All that and poetry too? Awesome.

2:59 PM  
Blogger David Anthony Durham said...

Yep. Cool, huh?

3:12 PM  
Blogger Constance Brewer said...

Thanks for putting the Amazon link in there, I'm sure it's not to be easily found in MY neck of the woods. I'm trying to read more anthologies and collections outside my norm.
I love Nikki Giovanni's poetry... then there's this David guy who might be interesting to read. :)

5:07 PM  
Blogger Corby Kennard said...

Not to be overly picky (which means I'm being overly picky) - the book copy says it is a "... delightfully diverse exploration of the wonderful gift of love."

Maybe I don't understand the term "diverse", but if the book is all from the African-American focus, is it fair to call it diverse? Unless they mean diverse from the "mainstream" of non-POC writers.

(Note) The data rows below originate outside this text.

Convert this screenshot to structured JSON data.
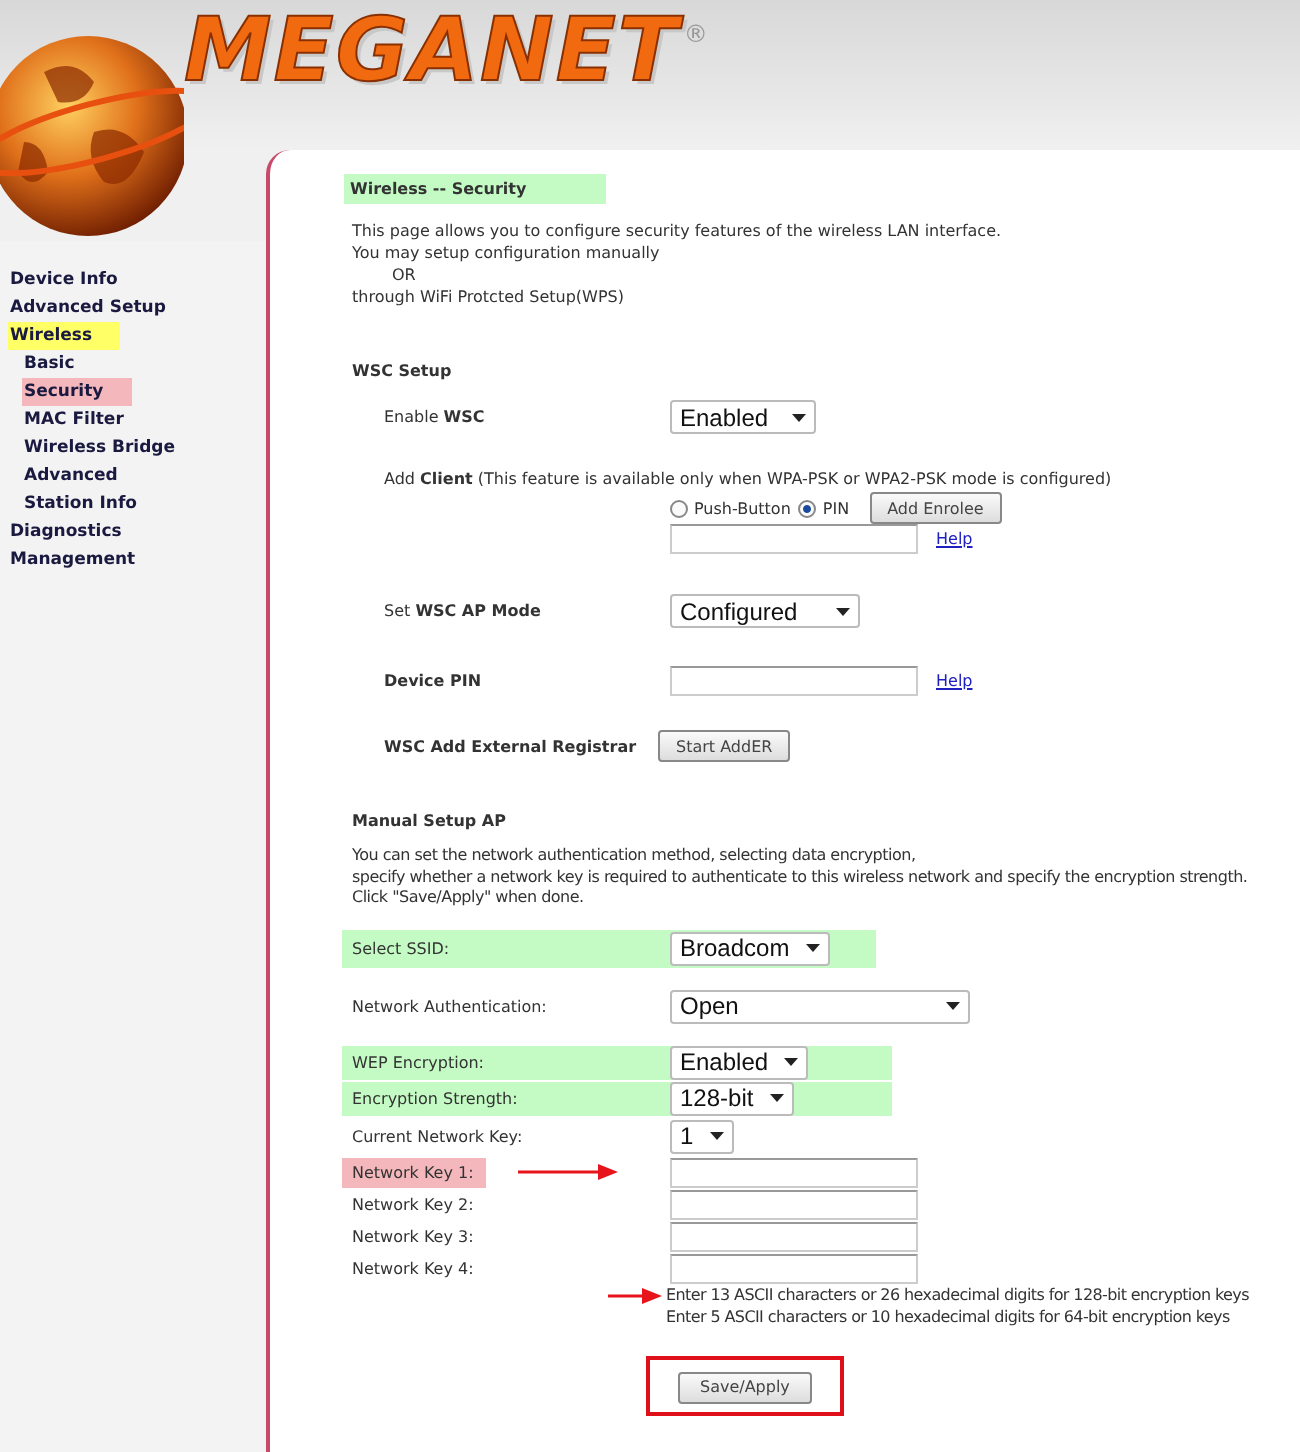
{
  "logo": {
    "text": "MEGANET",
    "mark": "®"
  },
  "nav": [
    {
      "label": "Device Info"
    },
    {
      "label": "Advanced Setup"
    },
    {
      "label": "Wireless",
      "color": "#ffff66",
      "children": [
        {
          "label": "Basic"
        },
        {
          "label": "Security",
          "color": "#f4b8bc"
        },
        {
          "label": "MAC Filter"
        },
        {
          "label": "Wireless Bridge"
        },
        {
          "label": "Advanced"
        },
        {
          "label": "Station Info"
        }
      ]
    },
    {
      "label": "Diagnostics"
    },
    {
      "label": "Management"
    }
  ],
  "title": {
    "text": "Wireless -- Security",
    "color": "#c4fbc4"
  },
  "intro": [
    "This page allows you to configure security features of the wireless LAN interface.",
    "You may setup configuration manually",
    "OR",
    "through WiFi Protcted Setup(WPS)"
  ],
  "wsc": {
    "heading": "WSC Setup",
    "rows": [
      {
        "kind": "select",
        "label": "Enable **WSC**",
        "value": "Enabled"
      },
      {
        "kind": "client",
        "label": "Add **Client** (This feature is available only when WPA-PSK or WPA2-PSK mode is configured)",
        "options": [
          {
            "label": "Push-Button",
            "selected": false
          },
          {
            "label": "PIN",
            "selected": true
          }
        ],
        "button": "Add Enrolee",
        "help": "Help"
      },
      {
        "kind": "select",
        "label": "Set **WSC AP Mode**",
        "value": "Configured"
      },
      {
        "kind": "field",
        "label": "Device PIN",
        "bold": true,
        "help": "Help"
      },
      {
        "kind": "button",
        "label": "WSC Add External Registrar",
        "bold": true,
        "button": "Start AddER"
      }
    ]
  },
  "manual": {
    "heading": "Manual Setup AP",
    "intro": [
      "You can set the network authentication method, selecting data encryption,",
      "specify whether a network key is required to authenticate to this wireless network and specify the encryption strength.",
      "Click \"Save/Apply\" when done."
    ],
    "rows": [
      {
        "kind": "select",
        "label": "Select SSID:",
        "value": "Broadcom",
        "color": "#c4fbc4"
      },
      {
        "kind": "select",
        "label": "Network Authentication:",
        "value": "Open",
        "wide": true
      },
      {
        "kind": "select",
        "label": "WEP Encryption:",
        "value": "Enabled",
        "color": "#c4fbc4"
      },
      {
        "kind": "select",
        "label": "Encryption Strength:",
        "value": "128-bit",
        "color": "#c4fbc4"
      },
      {
        "kind": "select",
        "label": "Current Network Key:",
        "value": "1"
      },
      {
        "kind": "field",
        "label": "Network Key 1:",
        "label_highlight": {
          "color": "#f4b8bc"
        },
        "arrow": true
      },
      {
        "kind": "field",
        "label": "Network Key 2:"
      },
      {
        "kind": "field",
        "label": "Network Key 3:"
      },
      {
        "kind": "field",
        "label": "Network Key 4:"
      }
    ],
    "notes": [
      "Enter 13 ASCII characters or 26 hexadecimal digits for 128-bit encryption keys",
      "Enter 5 ASCII characters or 10 hexadecimal digits for 64-bit encryption keys"
    ],
    "notes_arrow": true,
    "save": {
      "label": "Save/Apply",
      "framed": true
    }
  }
}
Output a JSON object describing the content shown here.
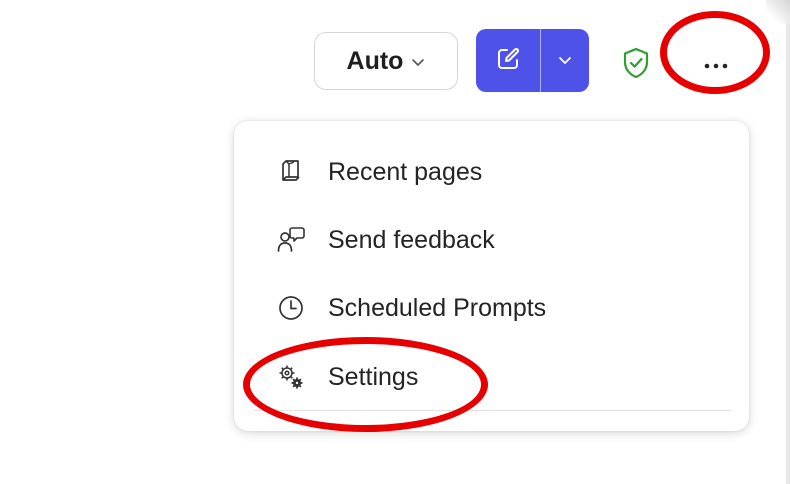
{
  "toolbar": {
    "mode_label": "Auto",
    "mode_icon": "chevron-down-icon",
    "compose_icon": "compose-icon",
    "compose_more_icon": "chevron-down-icon",
    "shield_icon": "shield-check-icon",
    "more_icon": "more-horizontal-icon",
    "accent_color": "#4f52e8",
    "shield_color": "#2e9e2e"
  },
  "menu": {
    "items": [
      {
        "label": "Recent pages",
        "icon": "book-icon"
      },
      {
        "label": "Send feedback",
        "icon": "feedback-icon"
      },
      {
        "label": "Scheduled Prompts",
        "icon": "clock-icon"
      },
      {
        "label": "Settings",
        "icon": "settings-icon"
      }
    ]
  },
  "annotations": {
    "highlight_color": "#e60000",
    "highlighted": [
      "more-options-button",
      "menu-item-settings"
    ]
  }
}
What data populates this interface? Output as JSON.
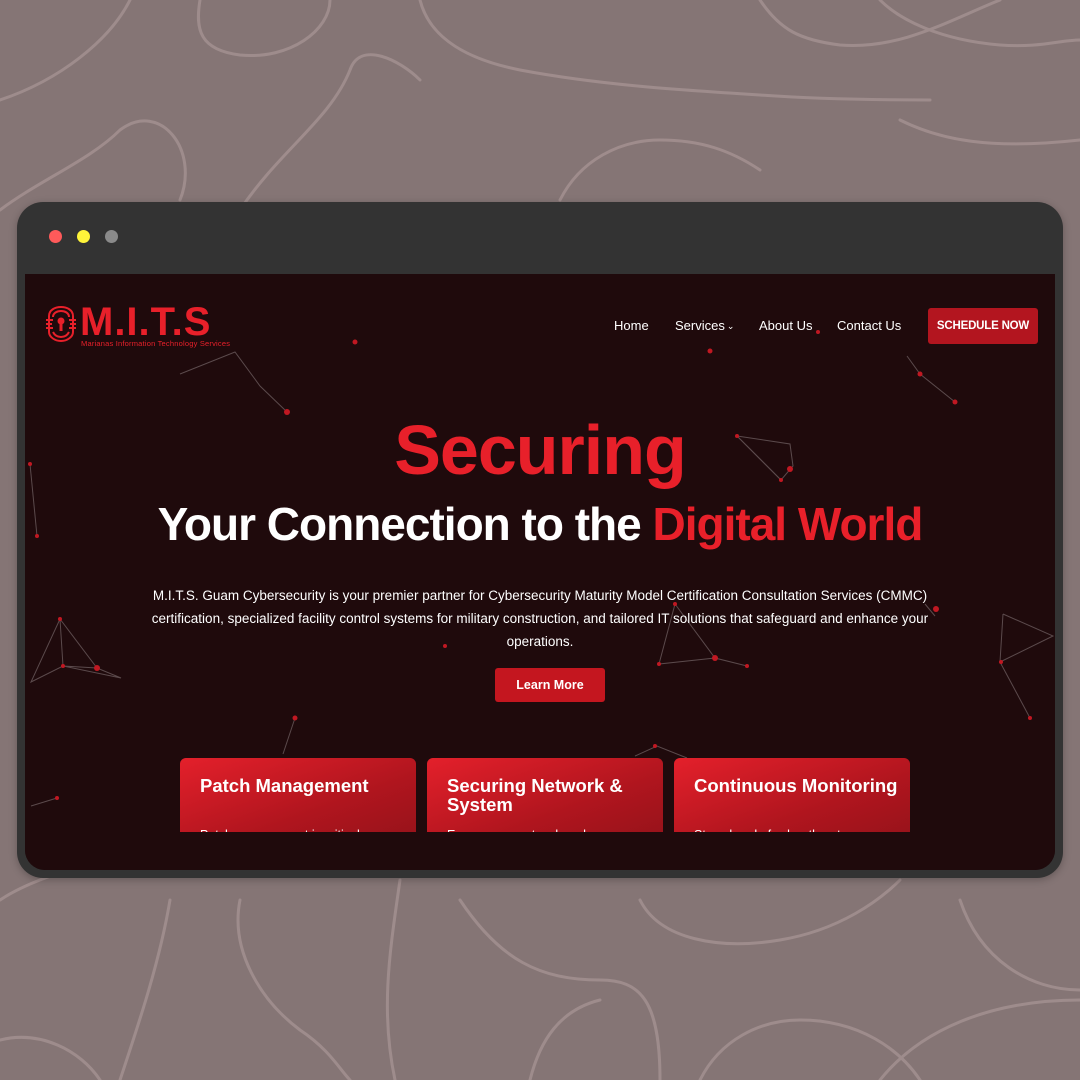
{
  "window": {
    "controls": [
      "close",
      "minimize",
      "zoom"
    ]
  },
  "site": {
    "logo_text": "M.I.T.S",
    "logo_subtitle": "Marianas Information Technology Services"
  },
  "nav": {
    "items": [
      {
        "label": "Home"
      },
      {
        "label": "Services"
      },
      {
        "label": "About Us"
      },
      {
        "label": "Contact Us"
      }
    ],
    "cta_label": "SCHEDULE NOW"
  },
  "hero": {
    "title_line1": "Securing",
    "title_line2_white": "Your Connection to the ",
    "title_line2_red": "Digital World",
    "description": "M.I.T.S. Guam Cybersecurity is your premier partner for Cybersecurity Maturity Model Certification Consultation Services (CMMC) certification, specialized facility control systems for military construction, and tailored IT solutions that safeguard and enhance your operations.",
    "button_label": "Learn More"
  },
  "cards": [
    {
      "title": "Patch Management",
      "text": "Patch management is critical"
    },
    {
      "title": "Securing Network & System",
      "text": "Ensure your network and"
    },
    {
      "title": "Continuous Monitoring",
      "text": "Stay ahead of cyber threats"
    }
  ],
  "colors": {
    "brand_red": "#e8202a",
    "page_bg": "#1f0a0c",
    "outer_bg": "#857575",
    "window_chrome": "#333333"
  }
}
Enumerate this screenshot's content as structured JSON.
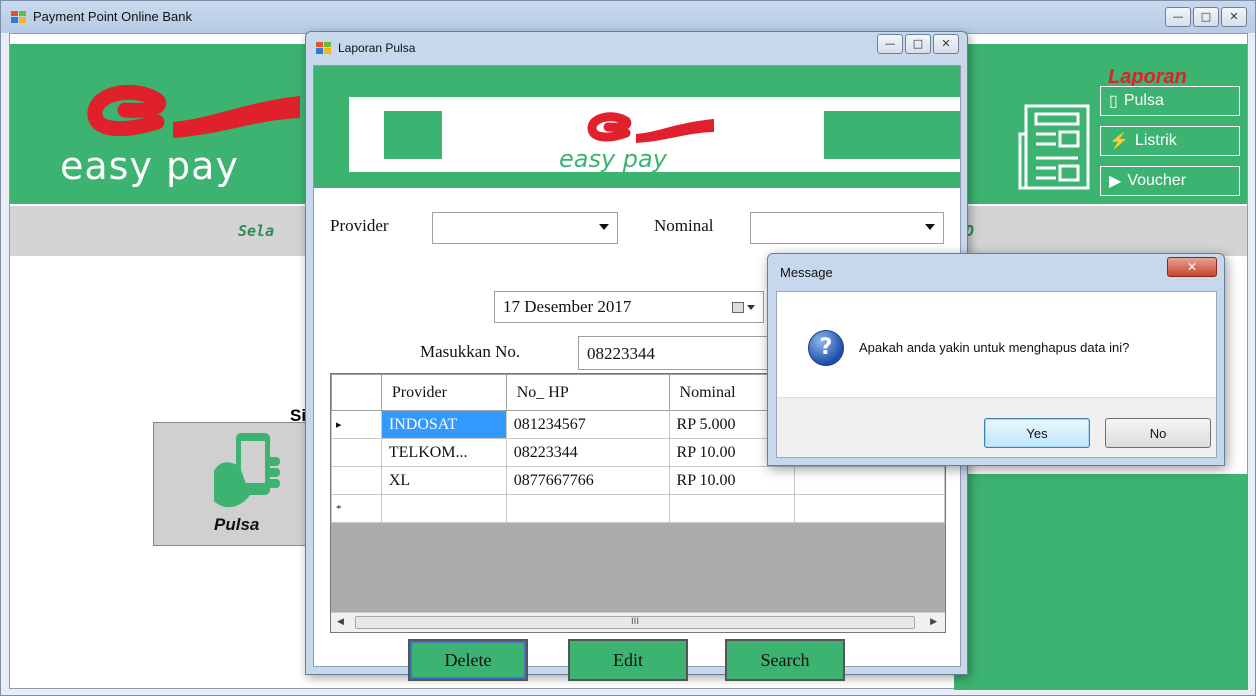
{
  "main_window": {
    "title": "Payment Point Online Bank",
    "logo_text": "easy pay",
    "marquee_left": "Sela",
    "marquee_right": "D",
    "laporan_heading": "Laporan",
    "laporan_buttons": [
      "Pulsa",
      "Listrik",
      "Voucher"
    ],
    "prompt_partial": "Sil",
    "tile_label": "Pulsa"
  },
  "laporan_window": {
    "title": "Laporan Pulsa",
    "logo_text": "easy pay",
    "provider_label": "Provider",
    "provider_value": "",
    "nominal_label": "Nominal",
    "nominal_value": "",
    "date_value": "17 Desember 2017",
    "masukkan_label": "Masukkan No.",
    "masukkan_value": "08223344",
    "grid": {
      "columns": [
        "Provider",
        "No_ HP",
        "Nominal"
      ],
      "rows": [
        {
          "marker": "▸",
          "provider": "INDOSAT",
          "no_hp": "081234567",
          "nominal": "RP 5.000"
        },
        {
          "marker": "",
          "provider": "TELKOM...",
          "no_hp": "08223344",
          "nominal": "RP 10.00"
        },
        {
          "marker": "",
          "provider": "XL",
          "no_hp": "0877667766",
          "nominal": "RP 10.00"
        },
        {
          "marker": "*",
          "provider": "",
          "no_hp": "",
          "nominal": ""
        }
      ],
      "scroll_thumb_label": "III"
    },
    "buttons": {
      "delete": "Delete",
      "edit": "Edit",
      "search": "Search"
    }
  },
  "message_box": {
    "title": "Message",
    "text": "Apakah anda yakin untuk menghapus data ini?",
    "yes_label": "Yes",
    "no_label": "No",
    "icon": "question-icon"
  },
  "colors": {
    "brand_green": "#3cb371",
    "brand_red": "#e0202a",
    "selection_blue": "#3399ff"
  }
}
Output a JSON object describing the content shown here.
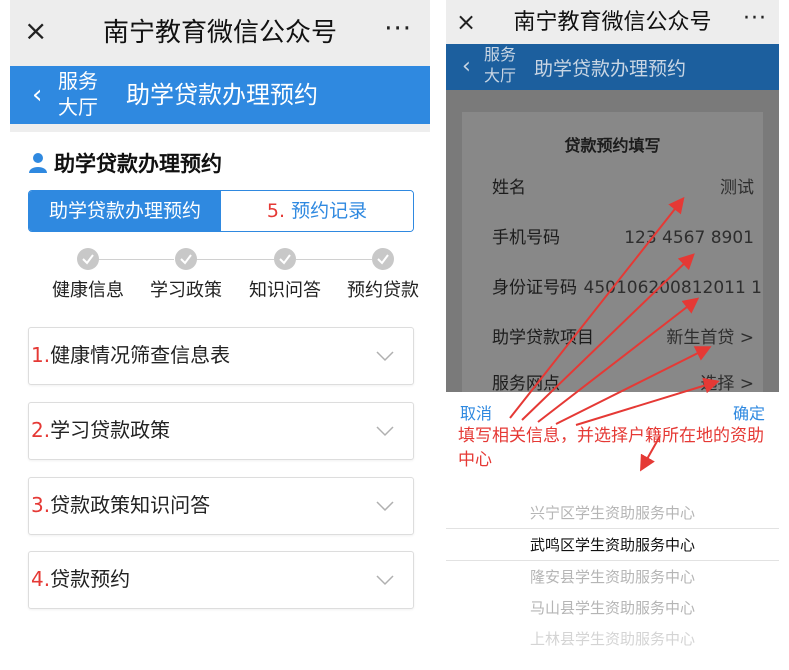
{
  "left": {
    "wechat": {
      "close": "×",
      "title": "南宁教育微信公众号",
      "more": "···"
    },
    "header": {
      "back_label": "服务大厅",
      "title": "助学贷款办理预约"
    },
    "section_title": "助学贷款办理预约",
    "tabs": {
      "active": "助学贷款办理预约",
      "inactive_num": "5.",
      "inactive": "预约记录"
    },
    "steps": [
      "健康信息",
      "学习政策",
      "知识问答",
      "预约贷款"
    ],
    "items": [
      {
        "num": "1.",
        "label": "健康情况筛查信息表"
      },
      {
        "num": "2.",
        "label": "学习贷款政策"
      },
      {
        "num": "3.",
        "label": "贷款政策知识问答"
      },
      {
        "num": "4.",
        "label": "贷款预约"
      }
    ]
  },
  "right": {
    "wechat": {
      "close": "×",
      "title": "南宁教育微信公众号",
      "more": "···"
    },
    "header": {
      "back_label": "服务大厅",
      "title": "助学贷款办理预约"
    },
    "form": {
      "heading": "贷款预约填写",
      "rows": [
        {
          "label": "姓名",
          "value": "测试"
        },
        {
          "label": "手机号码",
          "value": "123 4567 8901"
        },
        {
          "label": "身份证号码",
          "value": "450106200812011 1"
        },
        {
          "label": "助学贷款项目",
          "value": "新生首贷 >"
        },
        {
          "label": "服务网点",
          "value": "选择 >"
        }
      ]
    },
    "sheet": {
      "cancel": "取消",
      "confirm": "确定",
      "annotation": "填写相关信息，并选择户籍所在地的资助中心",
      "options": [
        "兴宁区学生资助服务中心",
        "武鸣区学生资助服务中心",
        "隆安县学生资助服务中心",
        "马山县学生资助服务中心",
        "上林县学生资助服务中心"
      ]
    }
  },
  "colors": {
    "brand_blue": "#2f89e0",
    "annotation_red": "#e53935"
  }
}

I'm all for the theme of the book. It just seems disingenuous to call something diverse that does not take into account diverse POVs. There is no reason to include white writers here, they are painfully well-enough represented, so that is not my (admittedly picky) issue. I just wonder at the use of certain words in hyperbolic sales copy.

7:14 PM  
Blogger David Anthony Durham said...

I think that diverse is meant to indicate that within this group there remains a lot of diversity of style, approach to writing and life, etc. It's a way of saying that though all the writers are African American they don't all write the same way or approach love or relationships the same way.

There is diversity in general; and there's diversity within groups. That's all it means, but, to me, that's a significant thing and I'm glad they said it.